# New critter!



## Eden10 (Aug 11, 2012)

My daughter has had an obsession with guinea-pigs for a while now & while at the pet store with my sis who was getting things for her turtle I took my daughter to look at the piggies & we both instantly fell in love with one of them...shes only 3 & kept getting all excited when she saw him saying "i want that one mum-mum he has hair just like me! hes SOOOO cute!" I had the bottom unit of my DCN free & nothing stopping me [except my fiances reaction lmao] so went ahead & got the lil guy!

I've had A LOT of piggies in the past & it has been a few years since I've had one. Hes a Texel which is REALLY cool! After giving him a day to settle I got him out & hes not shy at all, I found several horrible thick matts on him so had to cut those out & spent a good amount of time brushing him which he didn't appreciate....but now that hes matt free I think he feels better for it!

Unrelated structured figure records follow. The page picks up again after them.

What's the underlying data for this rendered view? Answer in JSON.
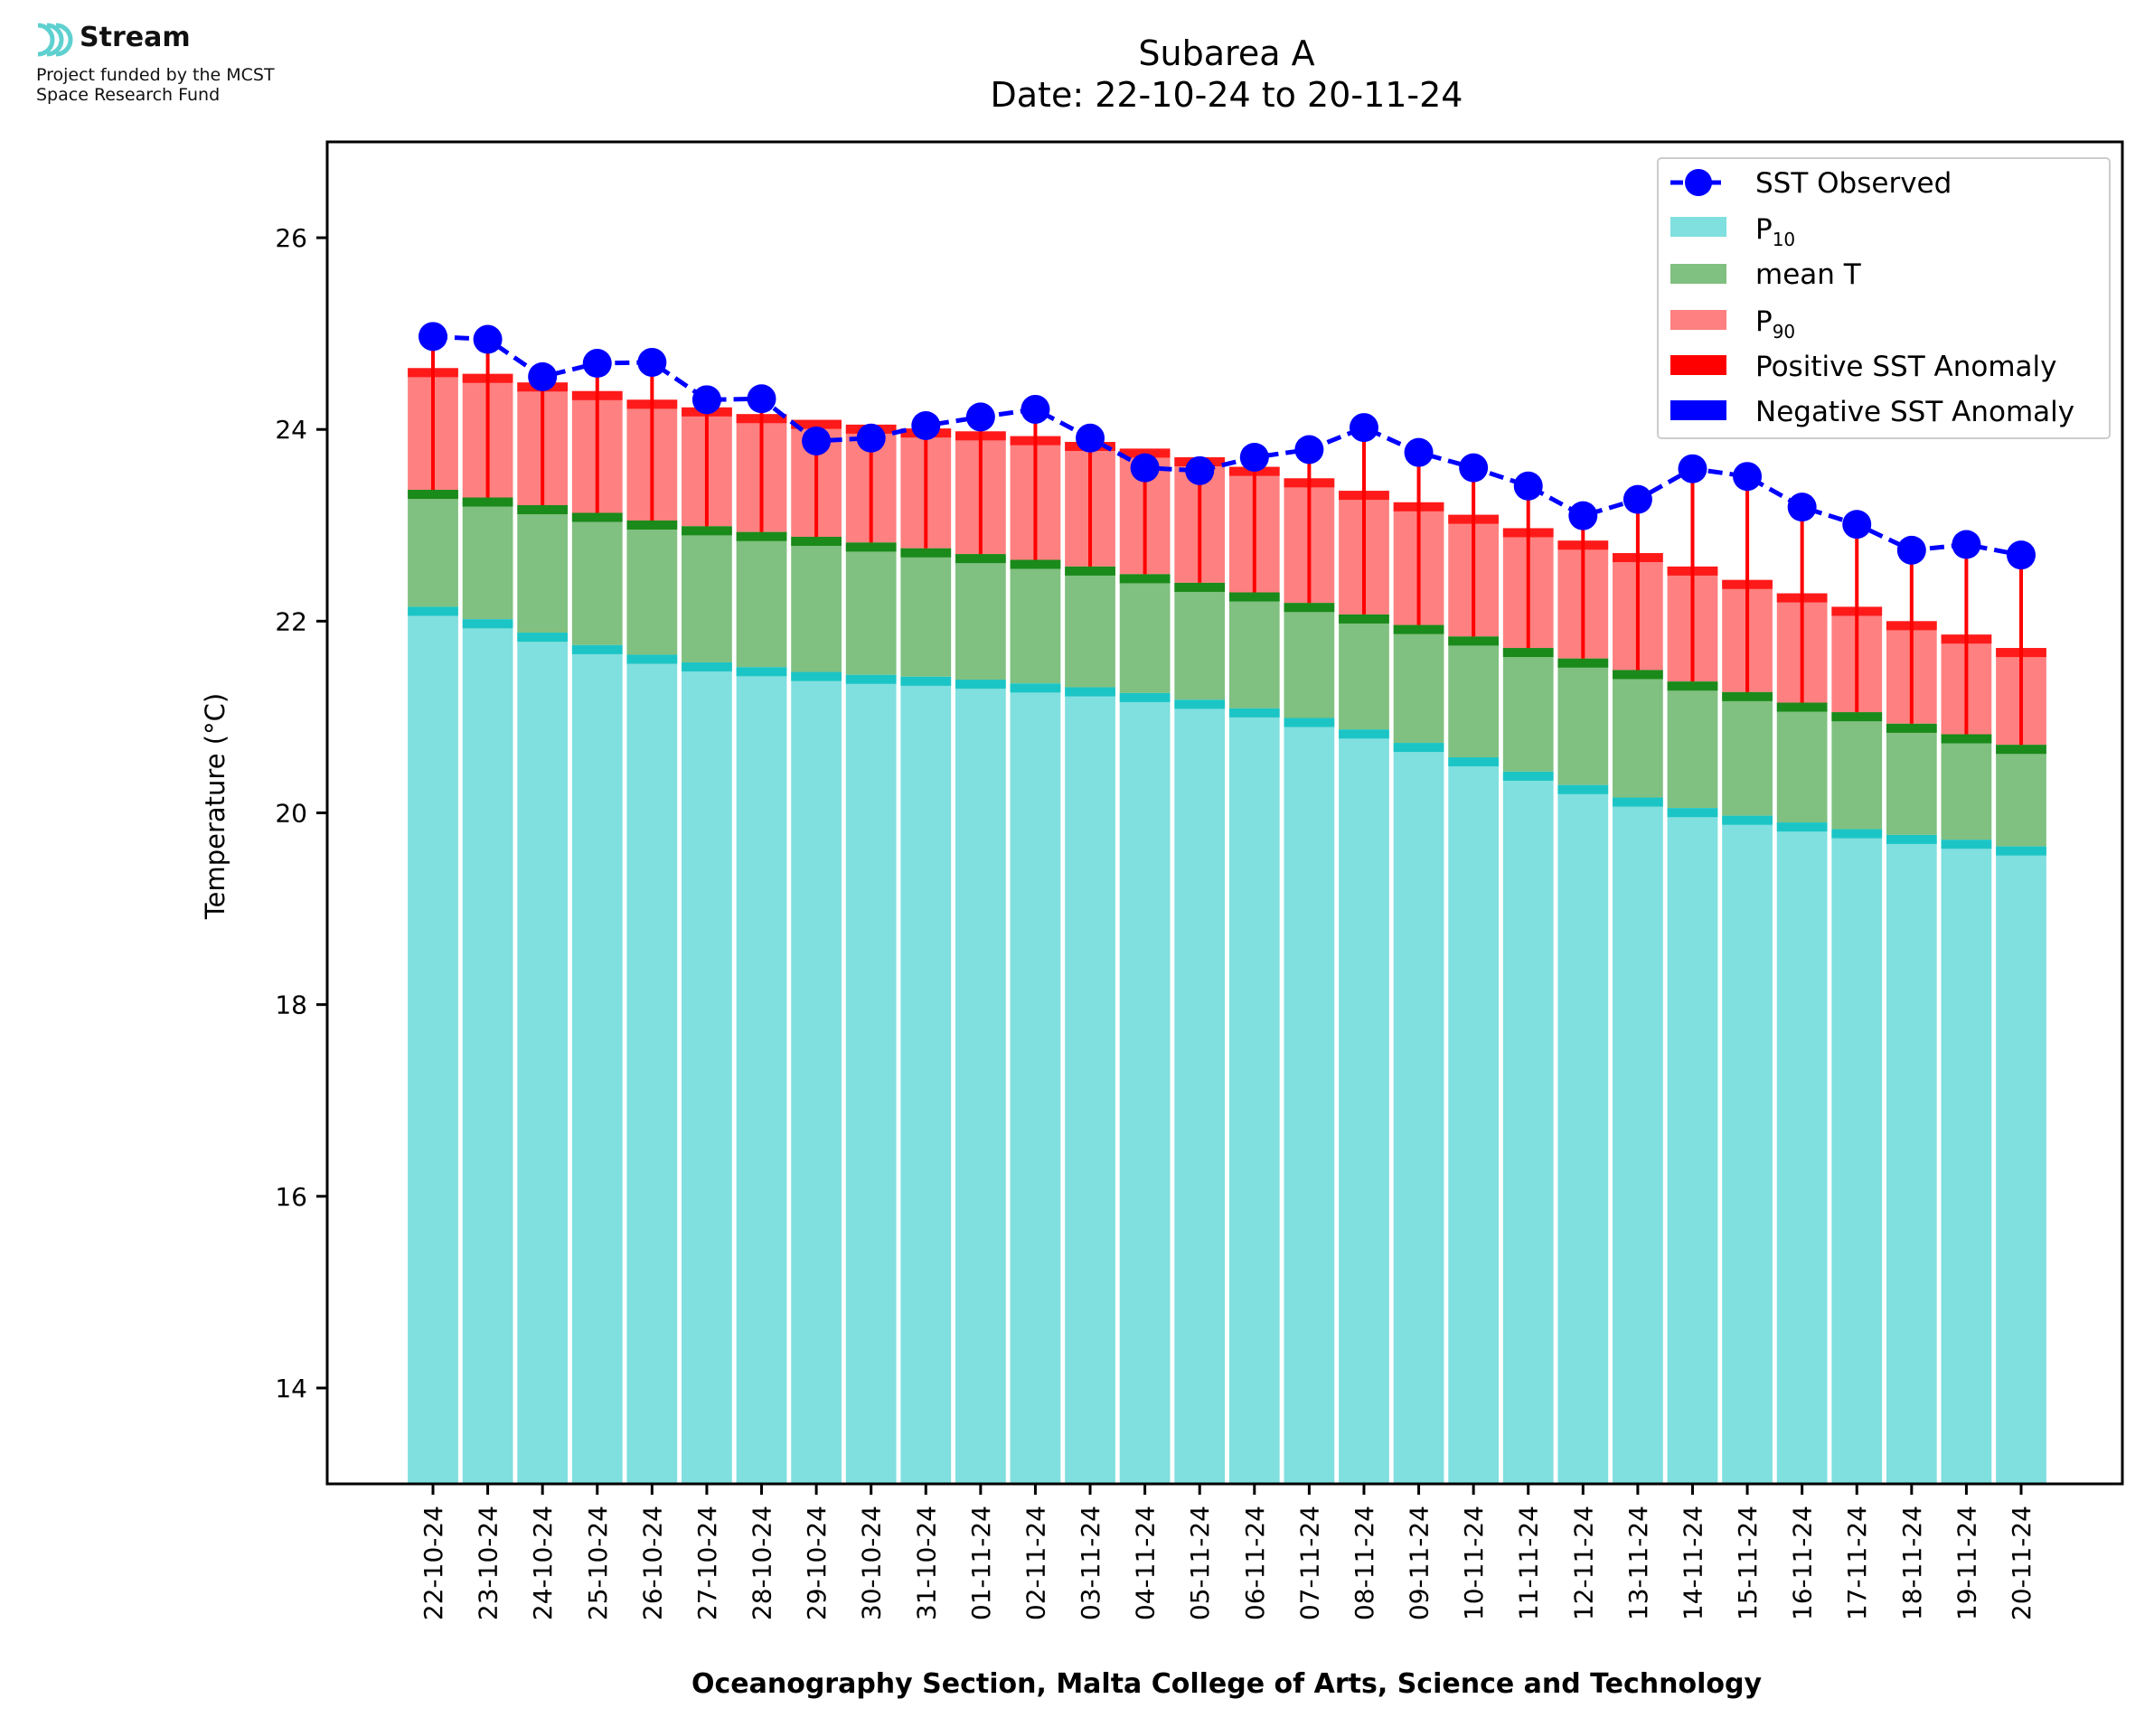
{
  "logo": {
    "name": "Stream",
    "line1": "Project funded by the MCST",
    "line2": "Space Research Fund"
  },
  "chart_data": {
    "type": "bar",
    "title": "Subarea A",
    "subtitle": "Date: 22-10-24 to 20-11-24",
    "xlabel": "Oceanography Section, Malta College of Arts, Science and Technology",
    "ylabel": "Temperature (°C)",
    "ylim": [
      13,
      27
    ],
    "yticks": [
      14,
      16,
      18,
      20,
      22,
      24,
      26
    ],
    "grid": false,
    "legend_position": "top-right",
    "categories": [
      "22-10-24",
      "23-10-24",
      "24-10-24",
      "25-10-24",
      "26-10-24",
      "27-10-24",
      "28-10-24",
      "29-10-24",
      "30-10-24",
      "31-10-24",
      "01-11-24",
      "02-11-24",
      "03-11-24",
      "04-11-24",
      "05-11-24",
      "06-11-24",
      "07-11-24",
      "08-11-24",
      "09-11-24",
      "10-11-24",
      "11-11-24",
      "12-11-24",
      "13-11-24",
      "14-11-24",
      "15-11-24",
      "16-11-24",
      "17-11-24",
      "18-11-24",
      "19-11-24",
      "20-11-24"
    ],
    "series": [
      {
        "name": "P10",
        "label_base": "P",
        "label_sub": "10",
        "color": "#80DFDF",
        "edge_color": "#1CC5C5",
        "values": [
          22.15,
          22.02,
          21.88,
          21.75,
          21.65,
          21.57,
          21.52,
          21.47,
          21.44,
          21.42,
          21.39,
          21.35,
          21.31,
          21.25,
          21.18,
          21.09,
          20.99,
          20.87,
          20.73,
          20.58,
          20.43,
          20.29,
          20.16,
          20.05,
          19.97,
          19.9,
          19.83,
          19.77,
          19.72,
          19.65
        ]
      },
      {
        "name": "mean T",
        "color": "#80C080",
        "edge_color": "#1A8A1A",
        "values": [
          23.37,
          23.29,
          23.21,
          23.13,
          23.05,
          22.99,
          22.93,
          22.88,
          22.82,
          22.76,
          22.7,
          22.64,
          22.57,
          22.49,
          22.4,
          22.3,
          22.19,
          22.07,
          21.96,
          21.84,
          21.72,
          21.61,
          21.49,
          21.37,
          21.26,
          21.15,
          21.05,
          20.93,
          20.82,
          20.71
        ]
      },
      {
        "name": "P90",
        "label_base": "P",
        "label_sub": "90",
        "color": "#FF8080",
        "edge_color": "#FF1A1A",
        "values": [
          24.64,
          24.58,
          24.49,
          24.4,
          24.31,
          24.23,
          24.16,
          24.1,
          24.05,
          24.01,
          23.98,
          23.93,
          23.87,
          23.8,
          23.71,
          23.61,
          23.49,
          23.36,
          23.24,
          23.11,
          22.97,
          22.84,
          22.71,
          22.57,
          22.43,
          22.29,
          22.15,
          22.0,
          21.86,
          21.72
        ]
      },
      {
        "name": "SST Observed",
        "color": "#0000FF",
        "values": [
          24.97,
          24.94,
          24.55,
          24.69,
          24.7,
          24.31,
          24.32,
          23.88,
          23.91,
          24.04,
          24.13,
          24.21,
          23.91,
          23.6,
          23.57,
          23.71,
          23.79,
          24.02,
          23.76,
          23.6,
          23.41,
          23.1,
          23.27,
          23.59,
          23.51,
          23.19,
          23.01,
          22.74,
          22.8,
          22.69
        ]
      }
    ],
    "anomaly_legend": [
      {
        "name": "Positive SST Anomaly",
        "color": "#FF0000"
      },
      {
        "name": "Negative SST Anomaly",
        "color": "#0000FF"
      }
    ]
  }
}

My daughter has been calling him 'Curly Wurly' lmao!





3yr olds best friend 


Loves his veggies!...my ratties need to learn a thing or two from him haha ;D


As for the fiance...he didn't even notice him...he sat right by the cage & the piggie was right out eating & my dog was staring into the cage & he STILL didn't notice!!! Men for you! I eventually told our daughter to show daddy Curly Wurly & he was like "who???" & when he saw he just laughed. After seeing him, he was quite taken with the little guy...lovingly said "he looks like a wig" hahaha


----------



## Rumy91989 (Dec 31, 2012)

Oh wow, he's gorgeous!!


----------



## PaigeRose (Apr 12, 2013)

Aaahhhh hahah what a cutie!!!


----------



## 3 ratties (Apr 6, 2013)

He is very cute I love piggies 


Sent from Petguide.com App


----------



## pipsqueak (Sep 5, 2011)

he is so cute! I love his hair!


----------